Obowiązki żon polegały na wyżywieniu rodziny, dbaniu o garderobę, przygotowaniu odpowiednich zapasów na zimę. Dzięki niezliczonym rzeszom kobiet na przestrzeni wieków ludzie przetrwali nawet w najgorszych momentach przednówka czy w krytycznych chwilach klęsk żywiołowych. Nawet jeżeli polityka i gospodarka wykreśliły płeć piękną ze swojej historii to w każdym domu rola kobiety była ogromna.
Wszystko, co złe
Mimo
przytoczonych powyżej argumentów sytuacja kobiet na dawnej wsi (i nie tylko)
była znacznie gorsza niż mężczyzn. To, co kobiece symbolicznie związane było z
nieszczęściem, ciemnością, północą, a także z lewą stroną. Do dziś w języku
polskim odnajdujemy pozostałości tych powiązań: to, co „babskie” jest gorsze z
natury, natomiast zachowywać się „po męsku” oznacza postawę godną pochwały. Najgorsze
demony Słowiańszczyzny przybierały postać kobiecą: mamuny, południce, boginki,
dziwożony, zmory, strzygi… Choć ceniono wiedzę kobiet na temat zielarstwa i
leczenia, to one były najczęściej adresatkami oskarżeń o czary i rzucanie
uroków.
Nieczysta i
związana z siłami zaświatów
Źródłem wielu tych wierzeń był strach przed nieznanym. A tym było dla mężczyzn comiesięczne krwawienie, które czyniło kobiety nieczystymi. Płodność i możliwość przekazywania życia dawała im nadludzkie prawo, co stawiało je wyżej niż pozostałą część ludzkości. Jednocześnie zetknięcie się z nieznanymi siłami podczas ciąży i porodu, a nawet w czasie menstruacji sprawiało, że kobiety były zagrożeniem i mogły ściągnąć nieszczęście na dom lub gospodarstwo. Wierzono także, że miejsca święte mogą zostać przez kobiety nieczyste zbezczeszczone – a więc kobiety dysponowały ogromną siłą!
Kobiecy kwiat
Wraz z pierwszą miesiączką dziewczyna wchodziła w skomplikowany świat nakazów i zakazów. Część z nich jest mocno utrwalona w społeczeństwie i z pewnością niejedna z Czytelniczek usłyszała kiedyś, aby nie robić przetworów, nie zarabiać ciasta czy nie kisić ogórków w „te dni”. Wierzono bowiem, że miesiączkująca kobieta może odebrać płodność i wzrost otaczającym ją roślinom i przedmiotom. Zakazane było sadzenie i sianie, ponieważ nic z takich zbiorów się nie wyrośnie, zagniecione ciasta miały się nie udać i mieć zakalec, przetwory – spleśnieć, a drzewa owocowe, z których miesiączkująca zerwałaby owoc – przestać owocować. Kiedy kobieta zaszła w ciążę, ilość nakazów i zakazów zwiększała się, ponieważ rosnące w niej życie było zagrożeniem dla urodzaju w polu, zwierząt hodowlanych i dla ludzi. „Bezpieczna” stawała się dopiero po wywodzie, czyli obrzędzie oczyszczenia, który odbywał się w kościele kilka tygodni po porodzie.

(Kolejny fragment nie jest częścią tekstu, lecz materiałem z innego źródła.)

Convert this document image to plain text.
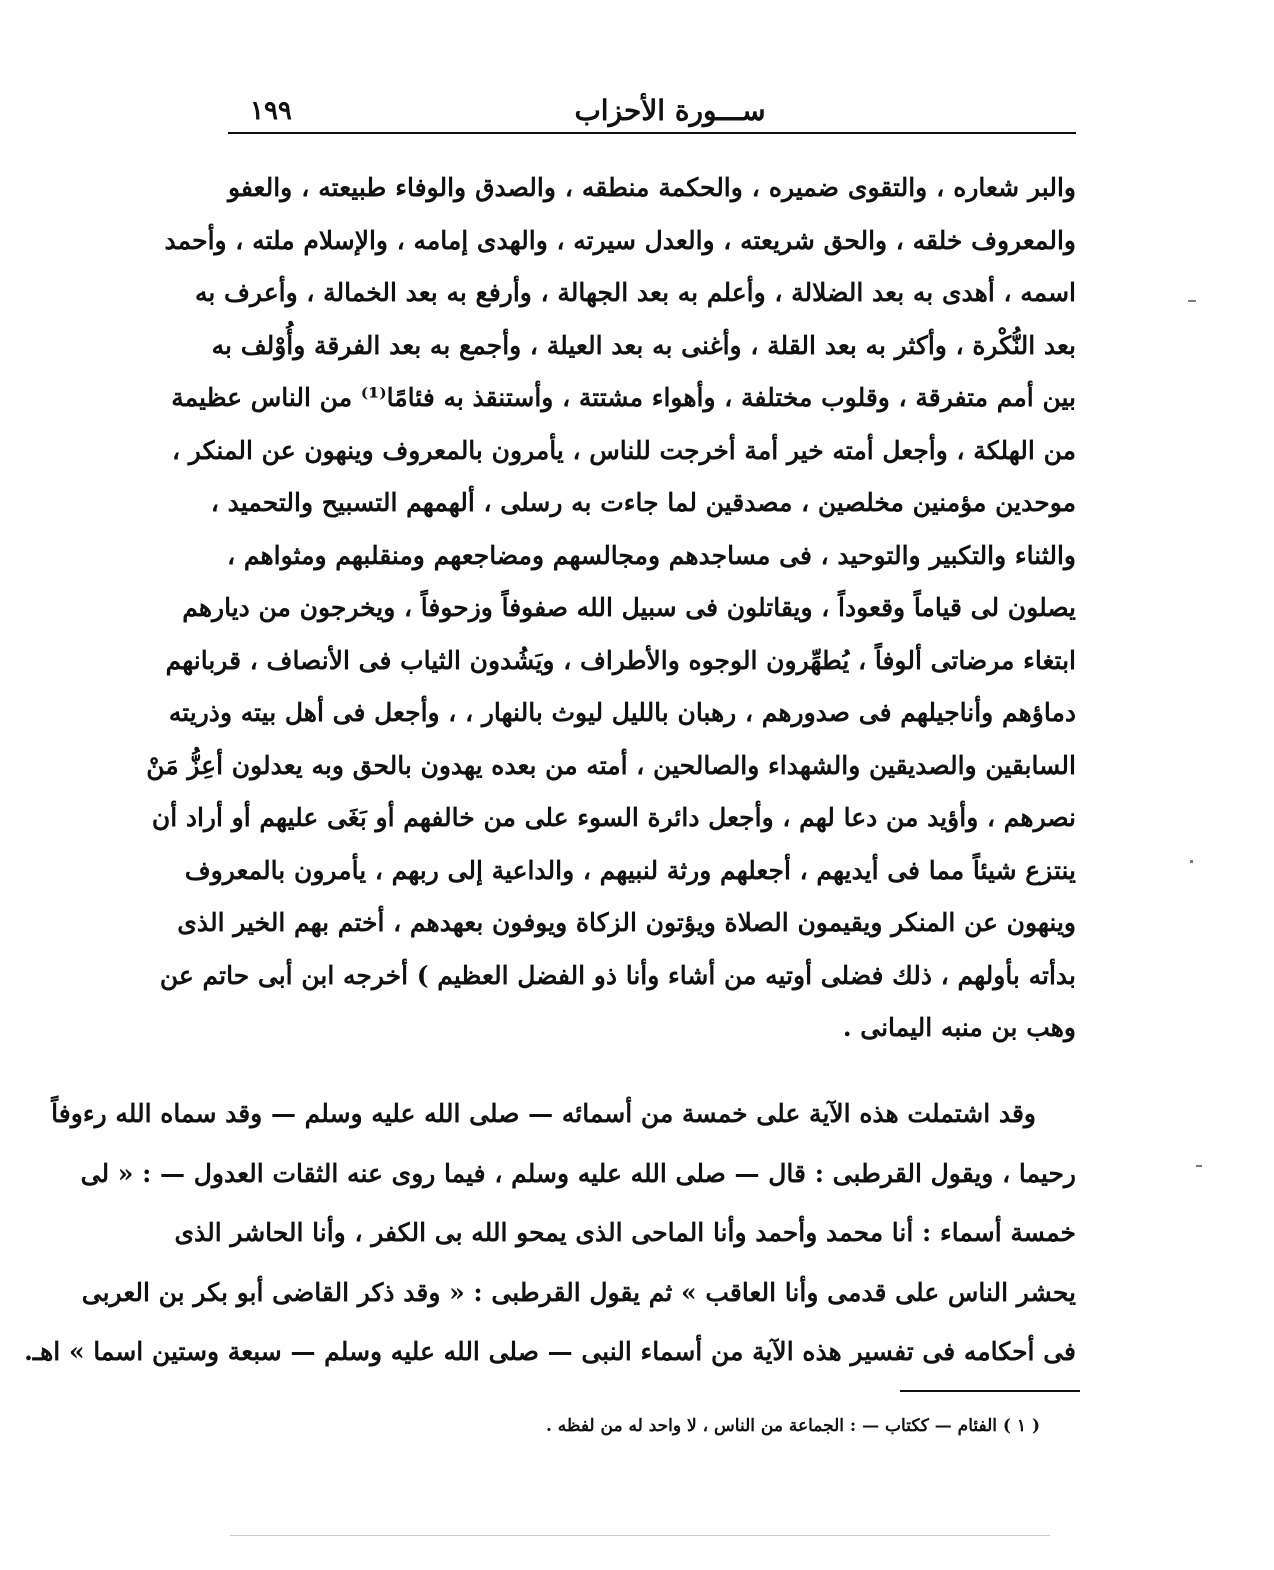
١٩٩	ســـورة الأحزاب
والبر شعاره ، والتقوى ضميره ، والحكمة منطقه ، والصدق والوفاء طبيعته ، والعفو
والمعروف خلقه ، والحق شريعته ، والعدل سيرته ، والهدى إمامه ، والإسلام ملته ، وأحمد
اسمه ، أهدى به بعد الضلالة ، وأعلم به بعد الجهالة ، وأرفع به بعد الخمالة ، وأعرف به
بعد النُّكْرة ، وأكثر به بعد القلة ، وأغنى به بعد العيلة ، وأجمع به بعد الفرقة وأُوْلف به
بين أمم متفرقة ، وقلوب مختلفة ، وأهواء مشتتة ، وأستنقذ به فئامًا⁽¹⁾ من الناس عظيمة
من الهلكة ، وأجعل أمته خير أمة أخرجت للناس ، يأمرون بالمعروف وينهون عن المنكر ،
موحدين مؤمنين مخلصين ، مصدقين لما جاءت به رسلى ، ألهمهم التسبيح والتحميد ،
والثناء والتكبير والتوحيد ، فى مساجدهم ومجالسهم ومضاجعهم ومنقلبهم ومثواهم ،
يصلون لى قياماً وقعوداً ، ويقاتلون فى سبيل الله صفوفاً وزحوفاً ، ويخرجون من ديارهم
ابتغاء مرضاتى ألوفاً ، يُطهِّرون الوجوه والأطراف ، ويَشُدون الثياب فى الأنصاف ، قربانهم
دماؤهم وأناجيلهم فى صدورهم ، رهبان بالليل ليوث بالنهار ، ، وأجعل فى أهل بيته وذريته
السابقين والصديقين والشهداء والصالحين ، أمته من بعده يهدون بالحق وبه يعدلون أعِزُّ مَنْ
نصرهم ، وأؤيد من دعا لهم ، وأجعل دائرة السوء على من خالفهم أو بَغَى عليهم أو أراد أن
ينتزع شيئاً مما فى أيديهم ، أجعلهم ورثة لنبيهم ، والداعية إلى ربهم ، يأمرون بالمعروف
وينهون عن المنكر ويقيمون الصلاة ويؤتون الزكاة ويوفون بعهدهم ، أختم بهم الخير الذى
بدأته بأولهم ، ذلك فضلى أوتيه من أشاء وأنا ذو الفضل العظيم ) أخرجه ابن أبى حاتم عن
وهب بن منبه اليمانى .
وقد اشتملت هذه الآية على خمسة من أسمائه — صلى الله عليه وسلم — وقد سماه الله رءوفاً
رحيما ، ويقول القرطبى : قال — صلى الله عليه وسلم ، فيما روى عنه الثقات العدول — : « لى
خمسة أسماء : أنا محمد وأحمد وأنا الماحى الذى يمحو الله بى الكفر ، وأنا الحاشر الذى
يحشر الناس على قدمى وأنا العاقب » ثم يقول القرطبى : « وقد ذكر القاضى أبو بكر بن العربى
فى أحكامه فى تفسير هذه الآية من أسماء النبى — صلى الله عليه وسلم — سبعة وستين اسما » اهـ.
( ١ ) الفئام — ككتاب — : الجماعة من الناس ، لا واحد له من لفظه .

Kim zatem była kobieta na dawnej wsi?
Jej wizerunek był pełen sprzeczności. Poprzez płodność i możliwość przekazywania życia była w pewien sposób obca i straszna. Święta i związana z siłami diabelskimi. Wiedząca, ale i nie posiadająca żadnych praw. Nieczysta, a jednocześnie nietykalna. Jej status był zupełnie odmienny od tego znanego nam współcześnie. Jeszcze na początku XX wieku powstawały teksty naukowe wydawane przez największe uniwersytety, które udowadniały niższość kobiety wobec mężczyzny m.in. „Baba jako wróżba nieszczęścia” Ludwika Krzywickiego czy „Żeńska twarz” Stanisława Ciszewskiego. Czytając je trudno uwierzyć, że wyszły spod piór szanowanych profesorów tak niedawno. Dzięki walce o równouprawnienie kilku pokoleń kobiet, dziś nikt nie pomyśli o połowie ludzkości jako tej niegodnej czy gorszej od reszty.